I hate cutting the kiss short, but I’m too excited to wait another second.

“Hotstuff, did you see?” I wiggle my feet beneath the blanket before slowly moving my legs.

His face lights up. “Come on, boss,” he says as he carefully helps me out of the bed. “Let’s go meet Millie.”

Millie.

Such a perfect name, for our perfect baby girl.

Chapter 40

Miles

It’s been two days since Millie was born.

Two days of staring at her through the incubator walls instead of holding her in my arms. Two days of watching Penny force herself to stand and walk through pain just to spend every possible second near our daughter.

Fuck, I’m exhausted.

But the thought of leaving Penny and Millie here to go home and sleep feels impossible.
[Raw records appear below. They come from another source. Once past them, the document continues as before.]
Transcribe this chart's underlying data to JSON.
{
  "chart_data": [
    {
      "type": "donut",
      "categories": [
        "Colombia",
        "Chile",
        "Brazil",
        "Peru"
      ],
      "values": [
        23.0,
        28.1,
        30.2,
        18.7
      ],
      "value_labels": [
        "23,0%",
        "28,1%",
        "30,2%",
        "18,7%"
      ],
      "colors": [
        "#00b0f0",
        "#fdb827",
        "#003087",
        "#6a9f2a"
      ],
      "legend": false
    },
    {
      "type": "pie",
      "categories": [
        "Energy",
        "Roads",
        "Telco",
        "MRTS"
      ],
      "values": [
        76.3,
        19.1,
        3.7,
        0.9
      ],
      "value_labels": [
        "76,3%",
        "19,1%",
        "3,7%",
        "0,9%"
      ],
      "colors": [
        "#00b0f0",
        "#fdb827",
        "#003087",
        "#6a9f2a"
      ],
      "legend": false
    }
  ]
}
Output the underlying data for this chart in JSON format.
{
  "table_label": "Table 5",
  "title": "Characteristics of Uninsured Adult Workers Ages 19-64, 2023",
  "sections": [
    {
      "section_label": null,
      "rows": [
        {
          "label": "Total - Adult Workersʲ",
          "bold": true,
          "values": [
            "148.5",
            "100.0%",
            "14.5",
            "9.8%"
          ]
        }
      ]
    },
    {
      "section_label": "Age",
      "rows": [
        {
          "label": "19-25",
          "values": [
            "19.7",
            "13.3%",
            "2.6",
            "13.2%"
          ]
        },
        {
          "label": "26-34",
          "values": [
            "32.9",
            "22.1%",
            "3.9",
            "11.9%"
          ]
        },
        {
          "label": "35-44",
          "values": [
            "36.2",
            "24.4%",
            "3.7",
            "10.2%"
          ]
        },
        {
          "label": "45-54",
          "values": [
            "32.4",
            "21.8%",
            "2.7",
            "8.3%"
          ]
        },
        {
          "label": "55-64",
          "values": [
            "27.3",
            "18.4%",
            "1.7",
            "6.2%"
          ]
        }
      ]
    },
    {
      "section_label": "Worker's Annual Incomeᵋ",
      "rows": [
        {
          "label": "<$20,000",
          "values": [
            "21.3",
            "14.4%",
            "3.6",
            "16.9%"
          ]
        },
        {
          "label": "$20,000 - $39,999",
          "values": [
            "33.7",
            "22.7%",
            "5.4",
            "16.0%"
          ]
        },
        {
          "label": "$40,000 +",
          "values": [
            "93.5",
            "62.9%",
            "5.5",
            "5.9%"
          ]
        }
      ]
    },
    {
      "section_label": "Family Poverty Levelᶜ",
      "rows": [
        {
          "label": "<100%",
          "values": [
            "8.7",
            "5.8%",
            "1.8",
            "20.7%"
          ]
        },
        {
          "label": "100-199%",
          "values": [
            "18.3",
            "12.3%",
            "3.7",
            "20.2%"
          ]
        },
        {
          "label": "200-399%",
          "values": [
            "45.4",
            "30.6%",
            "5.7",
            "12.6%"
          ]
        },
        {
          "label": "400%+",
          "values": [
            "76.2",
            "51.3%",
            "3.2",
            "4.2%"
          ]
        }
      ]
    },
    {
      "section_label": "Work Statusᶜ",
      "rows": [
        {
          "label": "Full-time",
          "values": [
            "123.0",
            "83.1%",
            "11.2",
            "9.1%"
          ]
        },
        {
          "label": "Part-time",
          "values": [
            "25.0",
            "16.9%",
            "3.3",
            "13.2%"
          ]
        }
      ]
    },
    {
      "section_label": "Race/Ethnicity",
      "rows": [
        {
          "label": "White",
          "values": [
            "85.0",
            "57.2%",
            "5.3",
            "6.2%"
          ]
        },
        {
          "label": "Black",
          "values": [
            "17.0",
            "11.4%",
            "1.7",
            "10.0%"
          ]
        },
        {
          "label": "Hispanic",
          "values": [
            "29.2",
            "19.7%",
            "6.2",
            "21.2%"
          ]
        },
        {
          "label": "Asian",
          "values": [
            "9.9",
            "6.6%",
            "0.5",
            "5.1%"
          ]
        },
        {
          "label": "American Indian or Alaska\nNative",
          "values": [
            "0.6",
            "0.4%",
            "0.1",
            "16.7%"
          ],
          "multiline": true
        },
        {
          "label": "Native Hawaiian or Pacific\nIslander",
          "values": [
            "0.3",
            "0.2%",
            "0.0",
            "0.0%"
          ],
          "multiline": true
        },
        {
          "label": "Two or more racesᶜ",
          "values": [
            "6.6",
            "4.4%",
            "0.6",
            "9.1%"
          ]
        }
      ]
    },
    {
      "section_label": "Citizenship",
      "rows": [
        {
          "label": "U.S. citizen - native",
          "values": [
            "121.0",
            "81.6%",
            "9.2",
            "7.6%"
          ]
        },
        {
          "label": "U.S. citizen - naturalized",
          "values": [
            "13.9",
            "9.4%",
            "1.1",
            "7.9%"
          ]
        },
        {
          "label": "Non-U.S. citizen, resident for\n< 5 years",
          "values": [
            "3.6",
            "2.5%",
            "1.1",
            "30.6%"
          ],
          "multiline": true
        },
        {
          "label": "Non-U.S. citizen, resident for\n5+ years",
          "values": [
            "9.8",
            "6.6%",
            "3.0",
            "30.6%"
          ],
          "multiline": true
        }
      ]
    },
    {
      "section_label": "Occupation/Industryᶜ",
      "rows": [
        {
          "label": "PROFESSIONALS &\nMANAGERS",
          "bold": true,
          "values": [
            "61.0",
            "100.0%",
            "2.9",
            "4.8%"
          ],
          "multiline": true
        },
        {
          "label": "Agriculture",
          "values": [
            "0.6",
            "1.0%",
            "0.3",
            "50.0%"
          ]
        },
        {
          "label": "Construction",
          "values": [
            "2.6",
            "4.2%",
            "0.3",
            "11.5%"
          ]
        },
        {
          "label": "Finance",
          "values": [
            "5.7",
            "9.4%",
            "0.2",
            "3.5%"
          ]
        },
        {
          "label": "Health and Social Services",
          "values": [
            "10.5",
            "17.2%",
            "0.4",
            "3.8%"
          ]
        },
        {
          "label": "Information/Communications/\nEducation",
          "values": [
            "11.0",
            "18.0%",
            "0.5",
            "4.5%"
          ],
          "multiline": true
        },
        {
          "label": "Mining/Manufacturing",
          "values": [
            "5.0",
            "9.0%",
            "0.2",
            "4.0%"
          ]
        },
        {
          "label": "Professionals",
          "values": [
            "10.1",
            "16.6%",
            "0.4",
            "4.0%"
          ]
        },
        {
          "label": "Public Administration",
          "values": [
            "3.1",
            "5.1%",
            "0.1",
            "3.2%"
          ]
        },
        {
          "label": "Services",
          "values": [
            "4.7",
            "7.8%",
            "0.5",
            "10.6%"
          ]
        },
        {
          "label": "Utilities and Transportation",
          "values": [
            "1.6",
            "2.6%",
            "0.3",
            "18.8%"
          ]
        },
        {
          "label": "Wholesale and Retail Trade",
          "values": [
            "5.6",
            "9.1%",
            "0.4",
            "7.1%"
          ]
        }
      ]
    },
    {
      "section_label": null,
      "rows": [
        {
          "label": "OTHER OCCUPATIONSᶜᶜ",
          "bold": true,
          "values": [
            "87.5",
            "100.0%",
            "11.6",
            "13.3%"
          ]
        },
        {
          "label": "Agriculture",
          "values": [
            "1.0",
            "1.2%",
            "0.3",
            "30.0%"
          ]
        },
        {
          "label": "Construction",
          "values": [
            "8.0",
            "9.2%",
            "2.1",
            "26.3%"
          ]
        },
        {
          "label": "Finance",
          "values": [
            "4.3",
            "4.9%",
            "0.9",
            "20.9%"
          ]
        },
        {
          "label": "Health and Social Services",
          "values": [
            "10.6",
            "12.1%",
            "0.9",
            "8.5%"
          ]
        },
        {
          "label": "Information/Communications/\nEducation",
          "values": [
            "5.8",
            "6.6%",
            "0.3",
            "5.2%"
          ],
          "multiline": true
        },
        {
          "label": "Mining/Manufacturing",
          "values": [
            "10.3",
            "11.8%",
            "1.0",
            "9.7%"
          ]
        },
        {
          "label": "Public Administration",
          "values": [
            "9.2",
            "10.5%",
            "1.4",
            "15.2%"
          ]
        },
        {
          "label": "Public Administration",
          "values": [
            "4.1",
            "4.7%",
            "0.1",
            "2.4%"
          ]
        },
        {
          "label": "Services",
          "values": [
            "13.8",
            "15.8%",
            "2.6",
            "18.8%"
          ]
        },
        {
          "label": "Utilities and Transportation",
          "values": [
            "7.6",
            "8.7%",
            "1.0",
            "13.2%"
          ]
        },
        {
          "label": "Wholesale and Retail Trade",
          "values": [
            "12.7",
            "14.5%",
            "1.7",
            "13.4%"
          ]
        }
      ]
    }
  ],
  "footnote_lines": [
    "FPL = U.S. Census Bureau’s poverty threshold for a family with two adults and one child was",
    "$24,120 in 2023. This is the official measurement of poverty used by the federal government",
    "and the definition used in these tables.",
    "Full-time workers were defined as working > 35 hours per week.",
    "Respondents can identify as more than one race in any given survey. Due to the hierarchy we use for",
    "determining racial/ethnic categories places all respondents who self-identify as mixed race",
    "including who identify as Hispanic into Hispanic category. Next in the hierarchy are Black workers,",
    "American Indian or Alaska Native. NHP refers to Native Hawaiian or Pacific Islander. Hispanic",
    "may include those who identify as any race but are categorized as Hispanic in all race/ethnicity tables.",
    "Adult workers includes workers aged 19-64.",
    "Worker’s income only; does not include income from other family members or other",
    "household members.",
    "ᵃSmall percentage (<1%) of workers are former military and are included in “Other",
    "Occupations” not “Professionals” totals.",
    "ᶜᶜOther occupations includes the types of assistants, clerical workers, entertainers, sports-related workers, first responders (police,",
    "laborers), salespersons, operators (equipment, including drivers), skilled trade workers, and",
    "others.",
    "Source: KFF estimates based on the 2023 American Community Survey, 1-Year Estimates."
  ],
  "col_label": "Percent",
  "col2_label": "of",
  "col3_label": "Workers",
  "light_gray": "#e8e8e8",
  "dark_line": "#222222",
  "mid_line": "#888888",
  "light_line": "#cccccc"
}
The doctors and nurses have been incredible. They told us Millie will probably stay here for around six weeks until her lungs get strong enough for her to breathe on her own.

Six weeks. The number keeps replaying in my head, no matter how hard I try not to think about it.

But as long as she’s here, we are too.

Penny is asleep right now, but I know she’s still in shock.

Hell, we both are.

After the anesthesia wore off, the doctor offered her a Percocet, but she insisted on only Tylenol.

When I asked her why, she looked me dead in the eyes and said,“Because I want to be alert for Millie. From what I read, Percocet can make you too groggy, and I don’t want that.”

She said it with so much determination that I didn't have it in me to argue with her.

I wanted to tell her it was okay to take the stronger meds. That it was okay to admit she was hurting.

But I didn’t say any of it.

Because I’m doing the exact same thing.

Penny’s being the badass she’s always been for our daughter, and I’m trying to hold it all in for both of them.

But fuck.

This whole thing shook me in ways I still can’t explain.

Everything we planned for the last weeks of her pregnancy got thrown out the window. The nursery. Thebaby shower Mama was secretly planning. Watching Penny waddle around while I annoyed her by kissing her belly every five minutes.

Now the only plan is to survive.

My phone vibrates in my pocket, pulling me from my thoughts.

I wipe a stray tear sliding down my cheek before inhaling deeply through my nose, forcing myself to get it together.